At the time of his option down to the Minors following a shaky performance in the Cactus League, Selman told the A’s front office that he would use the time in Triple-A to correct some flaws. Sure enough, he was nearly unhittable through his first four outings with Las Vegas, allowing just three hits and four walks across 5 1/3 scoreless innings.

So what were those changes he made? First off, Selman ditched the two-seam fastball he had been experimenting with in Spring Training and instead focused on solely throwing a four-seam fastball and slider, the two pitches that brought him the most success over his previous three big league seasons.

“I was trying to throw a two-seam when I showed up to camp,” Selman said. “I thought it was ready and it was just spraying all over the map. The two-seam kind of affected my fastball and made it into a cutter. Theoretically, I was just spraying the ball everywhere.”

Another adjustment was a refinement of his mechanics on the mound, making sure his body didn’t fall off the side during his delivery and staying through pitches a bit longer on his follow through.

The changes were working in Triple-A. Now all he needed was a second chance, and that came on April 18. With Oakland losing several players, including a trio of relievers, to the COVID-19 injured list, Selman was added to the roster as a substitute player. Getting his first call from the bullpen on Friday night, he looked like a completely different pitcher than the one the A’s saw in spring.
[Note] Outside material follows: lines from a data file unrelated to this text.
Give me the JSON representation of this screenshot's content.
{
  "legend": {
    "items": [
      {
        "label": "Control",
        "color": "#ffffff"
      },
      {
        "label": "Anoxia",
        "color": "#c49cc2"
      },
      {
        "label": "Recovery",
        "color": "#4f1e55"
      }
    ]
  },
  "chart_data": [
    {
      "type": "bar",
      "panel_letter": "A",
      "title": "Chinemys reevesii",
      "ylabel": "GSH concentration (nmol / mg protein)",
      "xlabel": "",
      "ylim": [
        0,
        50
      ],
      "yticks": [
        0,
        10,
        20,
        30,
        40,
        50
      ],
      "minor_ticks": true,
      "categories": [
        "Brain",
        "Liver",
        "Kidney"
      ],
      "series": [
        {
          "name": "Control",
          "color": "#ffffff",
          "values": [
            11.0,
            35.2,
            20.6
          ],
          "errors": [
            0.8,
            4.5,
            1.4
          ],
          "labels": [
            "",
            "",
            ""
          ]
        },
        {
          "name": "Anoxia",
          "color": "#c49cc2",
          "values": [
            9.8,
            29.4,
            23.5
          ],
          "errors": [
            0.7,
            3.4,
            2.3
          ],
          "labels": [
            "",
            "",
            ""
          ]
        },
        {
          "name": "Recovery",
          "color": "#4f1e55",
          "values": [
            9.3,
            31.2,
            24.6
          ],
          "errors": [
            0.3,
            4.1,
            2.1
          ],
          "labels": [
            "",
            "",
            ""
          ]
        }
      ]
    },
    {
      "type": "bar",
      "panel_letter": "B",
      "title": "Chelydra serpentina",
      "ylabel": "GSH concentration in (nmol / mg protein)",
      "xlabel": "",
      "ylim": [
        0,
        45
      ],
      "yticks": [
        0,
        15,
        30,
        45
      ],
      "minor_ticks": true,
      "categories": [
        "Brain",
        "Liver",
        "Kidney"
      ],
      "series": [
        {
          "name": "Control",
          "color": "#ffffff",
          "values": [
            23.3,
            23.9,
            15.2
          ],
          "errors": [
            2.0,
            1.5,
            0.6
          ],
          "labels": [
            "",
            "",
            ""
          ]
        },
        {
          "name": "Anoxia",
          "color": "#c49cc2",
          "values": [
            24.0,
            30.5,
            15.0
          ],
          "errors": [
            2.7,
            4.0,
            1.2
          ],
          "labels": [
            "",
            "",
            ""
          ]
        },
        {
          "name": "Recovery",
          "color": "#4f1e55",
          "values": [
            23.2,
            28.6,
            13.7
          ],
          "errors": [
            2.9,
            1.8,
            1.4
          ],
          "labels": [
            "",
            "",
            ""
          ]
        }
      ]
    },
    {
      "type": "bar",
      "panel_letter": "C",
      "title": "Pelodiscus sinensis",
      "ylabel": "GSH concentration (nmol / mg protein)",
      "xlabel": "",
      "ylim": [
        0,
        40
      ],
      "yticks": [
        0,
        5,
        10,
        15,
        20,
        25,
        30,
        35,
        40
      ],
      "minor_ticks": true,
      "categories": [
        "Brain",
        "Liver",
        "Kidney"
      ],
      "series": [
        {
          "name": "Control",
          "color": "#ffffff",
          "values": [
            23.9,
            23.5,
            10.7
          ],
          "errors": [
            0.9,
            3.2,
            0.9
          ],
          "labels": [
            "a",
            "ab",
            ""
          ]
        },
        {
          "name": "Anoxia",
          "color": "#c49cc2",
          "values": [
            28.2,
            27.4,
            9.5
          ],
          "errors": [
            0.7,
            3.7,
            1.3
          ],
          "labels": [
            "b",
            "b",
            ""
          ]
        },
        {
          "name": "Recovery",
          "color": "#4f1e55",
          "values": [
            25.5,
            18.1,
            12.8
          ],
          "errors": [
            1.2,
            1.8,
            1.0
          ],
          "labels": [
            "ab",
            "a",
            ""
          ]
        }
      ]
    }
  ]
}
At his best, Selman fills the zone with strikes. He did exactly that against Texas, throwing 30 of his 46 pitches for strikes and even missing some bats by recording eight whiffs (swing and misses), five of which came on the slider and three on the fastball.

“Just throw it at the mitt and keep it as simple as possible,” Selman said of his goal on the mound. “The situation I was in, I was just trying to eat up as many innings and save the bullpen. Just throw strikes and try to get through the innings.”

It’s rare that a reliever gets to work through an opposing team’s full lineup. Selman did it rather impressively. Facing a total of 10 batters, he struck out four of the first six he faced, including Willie Calhoun on a sweeping slider that froze the designated hitter up for a called third strike. His only hit allowed came on his final batter — a single by Nathaniel Lowe with two outs in the eighth.

“It was awesome,” Kotsay said of Selman’s performance. “We got a look at him in spring and he wasn’t great with his command. When he did get sent down, he said that he was going to get himself right, and we saw that tonight.”

It’s unclear how much longer Selman will remain with the A’s. Relievers Lou Trivino and Kirby Snead could come off the COVID-19 IL at some point in the next few days, making Selman a candidate to return to Triple-A. At the very least, though, his career-best outing gives the A’s something to think about when that time to make a decision comes.

“I was basically trying to figure out what got me back to the big leagues and focus on that,” Selman said. “Keep working, hope an opportunity presents itself and make the most of it. It worked out down in Triple-A and then I came up here tonight and tried to show what I worked on. It worked out pretty well.”